The second is the kind of person has what I call an existential gift, and this is very weird, inaccessible to most. These are people who have a strange intimation of "the world", that is, of Being Here, that is intuitive and powerful. It is the "sense" of a meaning and depth of existence that they were born with and it is alienating, creates distance between the usual habits and familiarities that most find simply unproblematic and routine, and the self, looking out, wondering (Kierkegaard thought that this is the beginning of self realization) what everything is all about, not at any particular level of a discipline's inquiry, but in the sheer openness of Being here. These people tend to seek out religion early on, and they get trapped in very bad interpretations of what the world is about. They know they have something others do not, that they are somehow beyond the analytic work, the speculative theory, but they cannot speak it and, well, and we find them on street corners with Bibles in their hands.

The third is the a person who has both of these: the disciplined thinking and the existential gift. These are what I call enlightened. The reason I revised my assessment of your thoughts earlier is that I realized you were perhaps a threshold type, disillusioned of both Bible and books, and this is the only way to become among the third. But then, it is not so much the massive reading that makes this happen. Rather, it is a commitment to being clear and earnest in one's beliefs: to question everything and discover in what is called an apophatic inquiry that the world is nothing that can be said, but only encountered, and when the, if you will, "Clouds of Knowing" are lifted, one sees, magnificently so.
Or maybe you lack the third element: a huge amount of experience with unusual states of mind. That's why you don't see that you built a castle out of psychological illusions, one of them is the inherent God-experience of humans. The certainty with which you preach your beliefs...
odysseus
Posts: 306
Joined: Sun Feb 11, 2018 10:30 pm

Re: What does it feel like to be Enlightened?

Post by odysseus »

Or maybe you lack the third element: a huge amount of experience with unusual states of mind.
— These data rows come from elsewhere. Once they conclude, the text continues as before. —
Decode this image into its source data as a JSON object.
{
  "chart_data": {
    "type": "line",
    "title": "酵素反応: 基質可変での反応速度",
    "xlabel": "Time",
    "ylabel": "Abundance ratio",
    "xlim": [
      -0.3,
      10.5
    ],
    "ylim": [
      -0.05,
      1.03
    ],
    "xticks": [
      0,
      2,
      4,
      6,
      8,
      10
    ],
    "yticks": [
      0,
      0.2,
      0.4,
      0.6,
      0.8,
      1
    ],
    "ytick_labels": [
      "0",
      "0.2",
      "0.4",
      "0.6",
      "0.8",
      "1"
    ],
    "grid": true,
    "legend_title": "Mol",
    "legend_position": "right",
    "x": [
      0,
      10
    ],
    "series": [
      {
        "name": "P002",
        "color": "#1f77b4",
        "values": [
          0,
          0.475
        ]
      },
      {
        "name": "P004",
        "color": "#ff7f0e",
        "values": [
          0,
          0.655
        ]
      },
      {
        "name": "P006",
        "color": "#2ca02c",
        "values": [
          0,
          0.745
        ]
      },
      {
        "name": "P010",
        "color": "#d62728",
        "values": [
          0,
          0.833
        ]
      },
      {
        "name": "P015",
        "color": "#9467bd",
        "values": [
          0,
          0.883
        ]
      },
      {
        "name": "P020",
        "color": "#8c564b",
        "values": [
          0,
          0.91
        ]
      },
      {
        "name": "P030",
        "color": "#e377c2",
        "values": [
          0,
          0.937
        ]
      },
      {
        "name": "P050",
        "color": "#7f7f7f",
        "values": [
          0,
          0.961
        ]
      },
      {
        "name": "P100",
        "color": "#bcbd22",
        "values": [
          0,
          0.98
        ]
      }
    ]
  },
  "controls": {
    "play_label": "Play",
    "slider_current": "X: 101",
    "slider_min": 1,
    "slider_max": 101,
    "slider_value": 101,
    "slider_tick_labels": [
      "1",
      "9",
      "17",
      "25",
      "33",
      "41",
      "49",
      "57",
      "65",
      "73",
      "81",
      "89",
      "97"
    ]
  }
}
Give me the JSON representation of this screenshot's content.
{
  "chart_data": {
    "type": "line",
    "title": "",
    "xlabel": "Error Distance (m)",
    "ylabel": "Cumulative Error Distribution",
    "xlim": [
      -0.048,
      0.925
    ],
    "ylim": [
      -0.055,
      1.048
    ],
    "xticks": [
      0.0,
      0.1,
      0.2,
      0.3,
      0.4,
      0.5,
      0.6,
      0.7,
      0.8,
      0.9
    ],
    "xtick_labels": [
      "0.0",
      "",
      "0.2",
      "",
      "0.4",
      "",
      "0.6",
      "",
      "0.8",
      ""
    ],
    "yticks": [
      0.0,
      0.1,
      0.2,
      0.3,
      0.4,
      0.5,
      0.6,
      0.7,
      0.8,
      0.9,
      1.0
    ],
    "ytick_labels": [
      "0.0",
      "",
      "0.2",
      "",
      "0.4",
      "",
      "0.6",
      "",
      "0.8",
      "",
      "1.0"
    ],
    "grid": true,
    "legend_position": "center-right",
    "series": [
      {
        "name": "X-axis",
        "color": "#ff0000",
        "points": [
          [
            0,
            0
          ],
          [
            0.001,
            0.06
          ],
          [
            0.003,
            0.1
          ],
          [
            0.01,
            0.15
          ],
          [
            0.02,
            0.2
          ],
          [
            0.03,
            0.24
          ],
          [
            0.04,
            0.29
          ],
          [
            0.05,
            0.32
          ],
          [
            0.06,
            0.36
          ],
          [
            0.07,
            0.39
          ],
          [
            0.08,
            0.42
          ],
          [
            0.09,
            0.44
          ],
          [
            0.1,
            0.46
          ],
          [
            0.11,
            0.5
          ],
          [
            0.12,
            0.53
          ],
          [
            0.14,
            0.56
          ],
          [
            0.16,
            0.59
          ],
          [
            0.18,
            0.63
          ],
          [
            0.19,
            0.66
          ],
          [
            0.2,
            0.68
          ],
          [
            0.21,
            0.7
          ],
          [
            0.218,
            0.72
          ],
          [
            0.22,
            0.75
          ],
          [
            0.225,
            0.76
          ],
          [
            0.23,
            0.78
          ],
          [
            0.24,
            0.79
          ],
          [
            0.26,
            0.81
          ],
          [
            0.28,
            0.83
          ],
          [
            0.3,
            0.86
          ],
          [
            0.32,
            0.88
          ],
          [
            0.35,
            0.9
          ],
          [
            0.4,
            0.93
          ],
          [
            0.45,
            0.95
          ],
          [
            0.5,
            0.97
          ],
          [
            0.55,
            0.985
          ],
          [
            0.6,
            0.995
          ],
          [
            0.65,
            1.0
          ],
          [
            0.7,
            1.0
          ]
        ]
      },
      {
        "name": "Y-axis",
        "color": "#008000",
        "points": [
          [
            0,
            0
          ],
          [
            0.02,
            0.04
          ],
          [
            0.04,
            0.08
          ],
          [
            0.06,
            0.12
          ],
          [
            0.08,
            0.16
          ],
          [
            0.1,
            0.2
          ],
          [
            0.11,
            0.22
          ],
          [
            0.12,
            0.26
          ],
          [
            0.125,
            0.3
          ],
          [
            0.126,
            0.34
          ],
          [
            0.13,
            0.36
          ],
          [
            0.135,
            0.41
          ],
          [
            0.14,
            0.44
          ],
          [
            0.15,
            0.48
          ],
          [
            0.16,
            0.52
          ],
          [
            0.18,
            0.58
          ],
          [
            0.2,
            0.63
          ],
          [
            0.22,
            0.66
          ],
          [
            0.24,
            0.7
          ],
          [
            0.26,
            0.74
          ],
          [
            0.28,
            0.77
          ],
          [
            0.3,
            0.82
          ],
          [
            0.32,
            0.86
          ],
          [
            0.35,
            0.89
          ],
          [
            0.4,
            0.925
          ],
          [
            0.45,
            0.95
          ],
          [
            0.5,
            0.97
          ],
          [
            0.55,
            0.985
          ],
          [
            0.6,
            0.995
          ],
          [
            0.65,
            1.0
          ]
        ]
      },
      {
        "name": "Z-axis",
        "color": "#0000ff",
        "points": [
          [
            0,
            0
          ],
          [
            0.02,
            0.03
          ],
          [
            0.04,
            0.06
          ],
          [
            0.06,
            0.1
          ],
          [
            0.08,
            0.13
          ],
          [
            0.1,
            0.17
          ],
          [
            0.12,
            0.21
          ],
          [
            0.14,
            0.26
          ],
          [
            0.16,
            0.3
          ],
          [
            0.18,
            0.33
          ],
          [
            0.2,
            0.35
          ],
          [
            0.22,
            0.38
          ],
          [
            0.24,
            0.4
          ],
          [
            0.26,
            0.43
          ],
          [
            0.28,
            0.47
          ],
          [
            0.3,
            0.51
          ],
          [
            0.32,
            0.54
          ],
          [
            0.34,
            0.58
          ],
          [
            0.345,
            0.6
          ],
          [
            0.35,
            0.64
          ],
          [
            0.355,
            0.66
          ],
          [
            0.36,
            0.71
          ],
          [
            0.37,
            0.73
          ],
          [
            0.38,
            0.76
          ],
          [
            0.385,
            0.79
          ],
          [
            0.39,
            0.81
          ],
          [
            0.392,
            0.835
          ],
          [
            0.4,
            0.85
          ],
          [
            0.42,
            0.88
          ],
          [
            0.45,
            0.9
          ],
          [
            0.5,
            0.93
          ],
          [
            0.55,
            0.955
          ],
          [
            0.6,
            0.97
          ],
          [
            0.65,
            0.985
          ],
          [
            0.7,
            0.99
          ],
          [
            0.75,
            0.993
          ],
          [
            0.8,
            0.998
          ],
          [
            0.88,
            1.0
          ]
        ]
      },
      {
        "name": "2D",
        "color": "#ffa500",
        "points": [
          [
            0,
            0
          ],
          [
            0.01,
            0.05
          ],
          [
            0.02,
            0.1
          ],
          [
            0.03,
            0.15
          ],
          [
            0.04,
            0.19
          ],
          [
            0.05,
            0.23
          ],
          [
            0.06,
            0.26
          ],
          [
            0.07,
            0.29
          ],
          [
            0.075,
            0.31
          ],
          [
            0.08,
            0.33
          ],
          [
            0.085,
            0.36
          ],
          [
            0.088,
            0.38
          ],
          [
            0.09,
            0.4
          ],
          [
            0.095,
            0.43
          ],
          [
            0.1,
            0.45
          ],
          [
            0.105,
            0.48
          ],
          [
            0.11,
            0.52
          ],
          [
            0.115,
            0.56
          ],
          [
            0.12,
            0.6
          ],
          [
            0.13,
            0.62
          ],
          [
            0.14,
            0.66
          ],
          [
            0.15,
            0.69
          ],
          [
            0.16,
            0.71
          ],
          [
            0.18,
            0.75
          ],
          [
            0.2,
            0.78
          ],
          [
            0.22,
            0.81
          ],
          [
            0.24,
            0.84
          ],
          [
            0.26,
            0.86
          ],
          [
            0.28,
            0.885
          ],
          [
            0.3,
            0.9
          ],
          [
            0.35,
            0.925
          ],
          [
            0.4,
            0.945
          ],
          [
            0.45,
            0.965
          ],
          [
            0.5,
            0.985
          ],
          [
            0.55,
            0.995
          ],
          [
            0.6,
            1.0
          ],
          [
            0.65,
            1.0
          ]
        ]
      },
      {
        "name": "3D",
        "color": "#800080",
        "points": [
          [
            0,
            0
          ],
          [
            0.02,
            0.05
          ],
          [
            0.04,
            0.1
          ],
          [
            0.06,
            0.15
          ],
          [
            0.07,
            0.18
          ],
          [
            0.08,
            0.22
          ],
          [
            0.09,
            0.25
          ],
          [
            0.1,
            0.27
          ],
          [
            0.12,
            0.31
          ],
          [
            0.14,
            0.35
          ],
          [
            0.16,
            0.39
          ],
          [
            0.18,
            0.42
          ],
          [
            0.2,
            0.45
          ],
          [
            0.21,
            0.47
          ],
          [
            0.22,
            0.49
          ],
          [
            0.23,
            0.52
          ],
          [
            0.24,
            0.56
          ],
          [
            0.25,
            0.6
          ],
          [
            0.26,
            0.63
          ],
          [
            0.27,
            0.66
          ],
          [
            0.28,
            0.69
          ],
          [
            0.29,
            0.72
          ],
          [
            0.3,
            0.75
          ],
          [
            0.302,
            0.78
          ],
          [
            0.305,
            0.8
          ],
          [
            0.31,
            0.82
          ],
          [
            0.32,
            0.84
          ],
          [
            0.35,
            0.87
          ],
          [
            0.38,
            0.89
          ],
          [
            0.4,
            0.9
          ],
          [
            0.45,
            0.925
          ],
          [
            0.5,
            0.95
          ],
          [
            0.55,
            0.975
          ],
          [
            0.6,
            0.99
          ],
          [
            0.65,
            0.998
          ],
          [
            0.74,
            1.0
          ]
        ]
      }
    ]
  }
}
That's why you don't see that you built a castle out of psychological illusions, one of them is the inherent God-experience of humans. The certainty with which you preach your beliefs...
Sorry Atla. I do seem to get under your skin. You are what you read, and if you stick exclusively with texts that have no respect for this kind of thing, you will inevitably come away from this with a cynical point of view. It cannot help you here accept to say, just look at your own influences. Skinner, a while back, wrote Beyond Freedom and Dignity, and while he wasn't talking about ideas and their influences, he did talk about conditioning, and ideas we are exposed to certainly determine how we think.

Try reading Lev Shestov. He is an early existentialist and quite accessible, his All Things Are Possible. If you really want to know beyond the simple (and banal) conceptual analyses of analytic philosophy, check out Kant.

Ever wonder how it is that the current political conservatism has become so stratospherically absurd? Typically conservatives, if they read at all, never read outside of their comfort zone, the very definition of a parochial mind.